My poem needs to be read aloud to your Valentine:

Like Dust...

…in the brightest moments of your life you will see me, know I am here,
but most of the time, forget you are surrounded until I pile myself onto
the surfaces of your life, obscure the view ~ stop you seeing clearly,

for I will blind you with dust. I have finally found the perfect place,
will settle proudly, content to exist in your garden, even when you shovel
me around, stack me on the side or toss me away turning me into mud

with tears… I will still be here. You’ll see me hurrying as the sunlight
streams, to nestle happily once again in the nooks and crannies
of your everyday. As you work, I will lay waiting patiently on polished glass

for you to draw, or write, or whisper a reminder of me. When you move
or brush me from your shoulder I will find a way to climb up, to be near
your heart once more, to hold you, to cover you with many, many particles

so light, so soft, so tender you won’t be able to ignore me because I want
to go where you go and be where you are. I am found in every corner
of your life, all of your rooms, all of your emotions and all of your actions.

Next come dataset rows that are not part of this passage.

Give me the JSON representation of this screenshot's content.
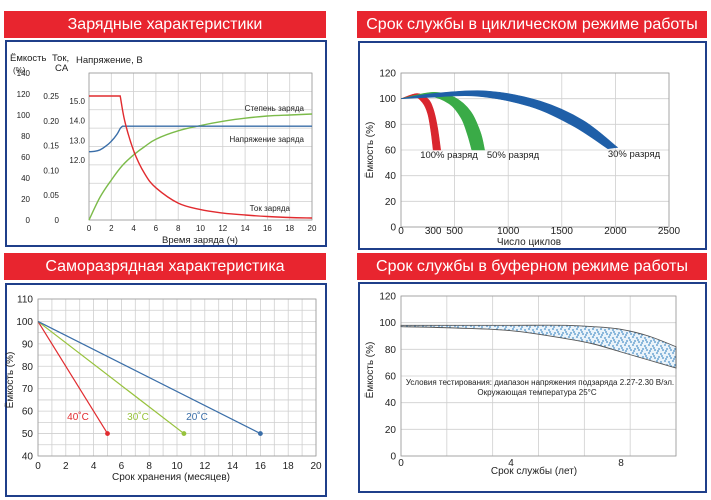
{
  "headers": {
    "charge": "Зарядные характеристики",
    "cycle": "Срок службы в циклическом режиме работы",
    "selfdischarge": "Саморазрядная характеристика",
    "float": "Срок службы в буферном режиме работы"
  },
  "chart_data": [
    {
      "id": "charge",
      "type": "line",
      "title": "Зарядные характеристики",
      "xlabel": "Время заряда (ч)",
      "xlim": [
        0,
        20
      ],
      "xticks": [
        "0",
        "2",
        "4",
        "6",
        "8",
        "10",
        "12",
        "14",
        "16",
        "18",
        "20"
      ],
      "axis_labels": {
        "capacity": "Ёмкость",
        "capacity_unit": "(%)",
        "current_line1": "Ток,",
        "current_line2": "CA",
        "voltage": "Напряжение, В"
      },
      "capacity_ticks": [
        "0",
        "20",
        "40",
        "60",
        "80",
        "100",
        "120",
        "140"
      ],
      "current_ticks": [
        "0",
        "0.05",
        "0.10",
        "0.15",
        "0.20",
        "0.25"
      ],
      "voltage_ticks": [
        "12.0",
        "13.0",
        "14.0",
        "15.0"
      ],
      "series": [
        {
          "name": "Степень заряда",
          "axis": "capacity",
          "x": [
            0,
            1,
            2,
            3,
            4,
            5,
            6,
            8,
            10,
            12,
            14,
            16,
            18,
            20
          ],
          "y": [
            0,
            22,
            38,
            52,
            62,
            70,
            77,
            85,
            90,
            94,
            97,
            99,
            100,
            101
          ]
        },
        {
          "name": "Напряжение заряда",
          "axis": "voltage",
          "x": [
            0,
            0.5,
            1,
            1.5,
            2,
            2.5,
            2.8,
            3,
            20
          ],
          "y": [
            12.42,
            12.44,
            12.52,
            12.7,
            12.95,
            13.3,
            13.6,
            13.72,
            13.72
          ]
        },
        {
          "name": "Ток заряда",
          "axis": "current",
          "x": [
            0,
            1,
            2,
            2.8,
            3.2,
            4,
            5,
            6,
            8,
            10,
            12,
            14,
            16,
            18,
            20
          ],
          "y": [
            0.25,
            0.25,
            0.25,
            0.25,
            0.2,
            0.14,
            0.093,
            0.065,
            0.034,
            0.021,
            0.014,
            0.01,
            0.007,
            0.005,
            0.004
          ]
        }
      ],
      "colors": {
        "soc": "#7cbb4a",
        "voltage": "#3a6ea8",
        "current": "#e12b2f"
      }
    },
    {
      "id": "cycle",
      "type": "area",
      "title": "Срок службы в циклическом режиме работы",
      "xlabel": "Число циклов",
      "ylabel": "Ёмкость (%)",
      "xlim": [
        0,
        2500
      ],
      "ylim": [
        0,
        120
      ],
      "xticks": [
        "0",
        "500",
        "1000",
        "1500",
        "2000",
        "2500"
      ],
      "extra_xtick": "300",
      "yticks": [
        "0",
        "20",
        "40",
        "60",
        "80",
        "100",
        "120"
      ],
      "series": [
        {
          "name": "100% разряд",
          "color": "#d9262e",
          "upper": {
            "x": [
              0,
              150,
              250,
              300,
              340,
              370
            ],
            "y": [
              100,
              104,
              100,
              92,
              78,
              60
            ]
          },
          "lower": {
            "x": [
              0,
              120,
              200,
              250,
              280,
              300
            ],
            "y": [
              100,
              102,
              97,
              88,
              74,
              60
            ]
          }
        },
        {
          "name": "50% разряд",
          "color": "#3aab47",
          "upper": {
            "x": [
              0,
              300,
              500,
              650,
              740,
              780
            ],
            "y": [
              100,
              105,
              101,
              90,
              74,
              60
            ]
          },
          "lower": {
            "x": [
              0,
              260,
              450,
              560,
              620,
              660
            ],
            "y": [
              100,
              102,
              96,
              85,
              72,
              60
            ]
          }
        },
        {
          "name": "30% разряд",
          "color": "#1f5fa8",
          "upper": {
            "x": [
              0,
              300,
              800,
              1300,
              1700,
              2020
            ],
            "y": [
              100,
              104,
              106,
              98,
              83,
              62
            ]
          },
          "lower": {
            "x": [
              0,
              250,
              700,
              1200,
              1600,
              1930
            ],
            "y": [
              100,
              101,
              102,
              94,
              79,
              61
            ]
          }
        }
      ]
    },
    {
      "id": "selfdischarge",
      "type": "line",
      "title": "Саморазрядная характеристика",
      "xlabel": "Срок хранения (месяцев)",
      "ylabel": "Ёмкость (%)",
      "xlim": [
        0,
        20
      ],
      "ylim": [
        40,
        110
      ],
      "xticks": [
        "0",
        "2",
        "4",
        "6",
        "8",
        "10",
        "12",
        "14",
        "16",
        "18",
        "20"
      ],
      "yticks": [
        "40",
        "50",
        "60",
        "70",
        "80",
        "90",
        "100",
        "110"
      ],
      "series": [
        {
          "name": "40˚C",
          "color": "#e12b2f",
          "x": [
            0,
            5
          ],
          "y": [
            100,
            50
          ]
        },
        {
          "name": "30˚C",
          "color": "#97c23c",
          "x": [
            0,
            10.5
          ],
          "y": [
            100,
            50
          ]
        },
        {
          "name": "20˚C",
          "color": "#3a6ea8",
          "x": [
            0,
            16
          ],
          "y": [
            100,
            50
          ]
        }
      ]
    },
    {
      "id": "float",
      "type": "area",
      "title": "Срок службы в буферном режиме работы",
      "xlabel": "Срок службы (лет)",
      "ylabel": "Ёмкость (%)",
      "xlim": [
        0,
        10
      ],
      "ylim": [
        0,
        120
      ],
      "xticks": [
        "0",
        "4",
        "8"
      ],
      "yticks": [
        "0",
        "20",
        "40",
        "60",
        "80",
        "100",
        "120"
      ],
      "note_line1": "Условия тестирования: диапазон напряжения подзаряда 2.27-2.30 В/эл.",
      "note_line2": "Окружающая температура 25°C",
      "band": {
        "color": "#4a90c8",
        "upper": {
          "x": [
            0,
            2,
            4,
            6,
            7,
            8,
            9,
            10
          ],
          "y": [
            98,
            98,
            98,
            98,
            97,
            95,
            90,
            82
          ]
        },
        "lower": {
          "x": [
            0,
            2,
            4,
            6,
            7,
            8,
            9,
            10
          ],
          "y": [
            97,
            96,
            94,
            88,
            84,
            78,
            72,
            66
          ]
        }
      }
    }
  ]
}
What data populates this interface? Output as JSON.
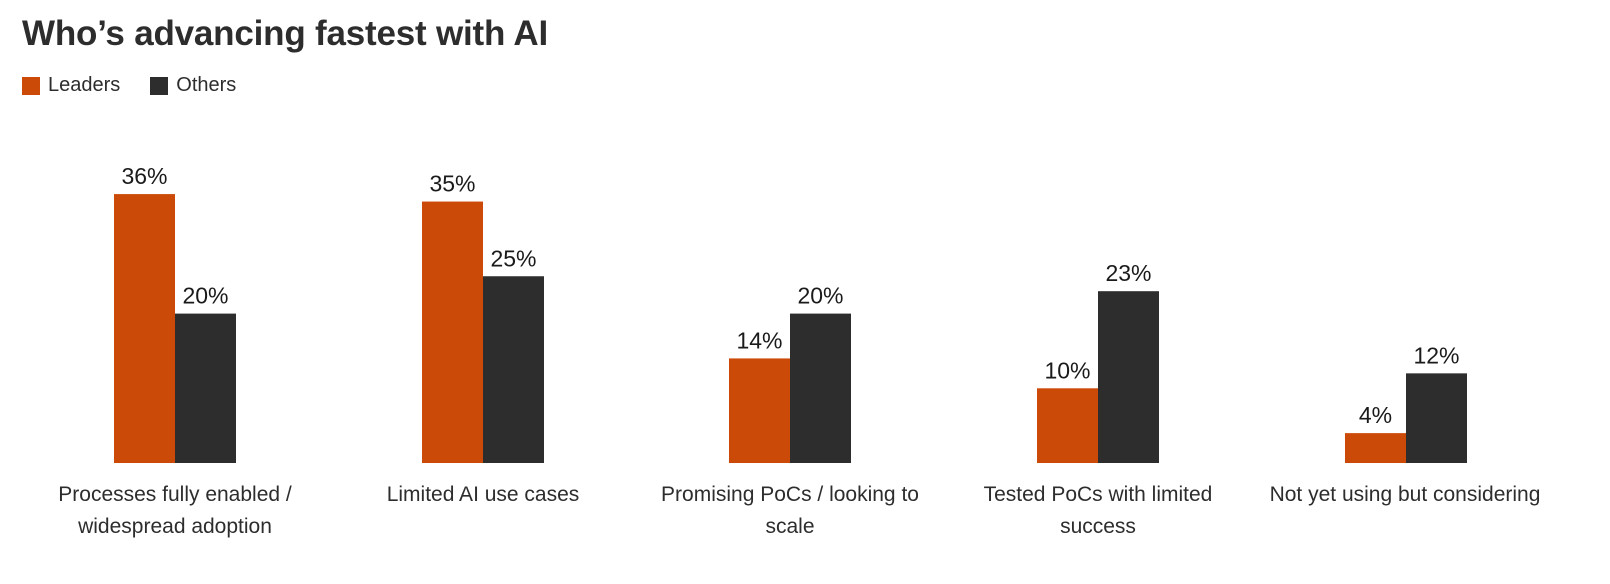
{
  "chart_data": {
    "type": "bar",
    "title": "Who’s advancing fastest with AI",
    "categories": [
      [
        "Processes fully enabled /",
        "widespread adoption"
      ],
      [
        "Limited AI use cases"
      ],
      [
        "Promising PoCs / looking to",
        "scale"
      ],
      [
        "Tested PoCs with limited",
        "success"
      ],
      [
        "Not yet using but considering"
      ]
    ],
    "series": [
      {
        "name": "Leaders",
        "color": "#cc4a07",
        "values": [
          36,
          35,
          14,
          10,
          4
        ]
      },
      {
        "name": "Others",
        "color": "#2d2d2d",
        "values": [
          20,
          25,
          20,
          23,
          12
        ]
      }
    ],
    "value_suffix": "%",
    "ylim": [
      0,
      40
    ],
    "grid": false,
    "legend_position": "top-left"
  }
}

Remember I absolutely exist. I am on your breath ~ your clothes ~ your food.
I am outside, around and in you. I will multiply with every puff of kissed air,
each gentle breeze moving over your body, every cloud that shadows

the brilliance of your day, each current of warmth, every time you touch.
I am here resting on every surface of your life. You’ll see so much dust
you’ll want to claim it, write your name in it and make me yours ~ forever!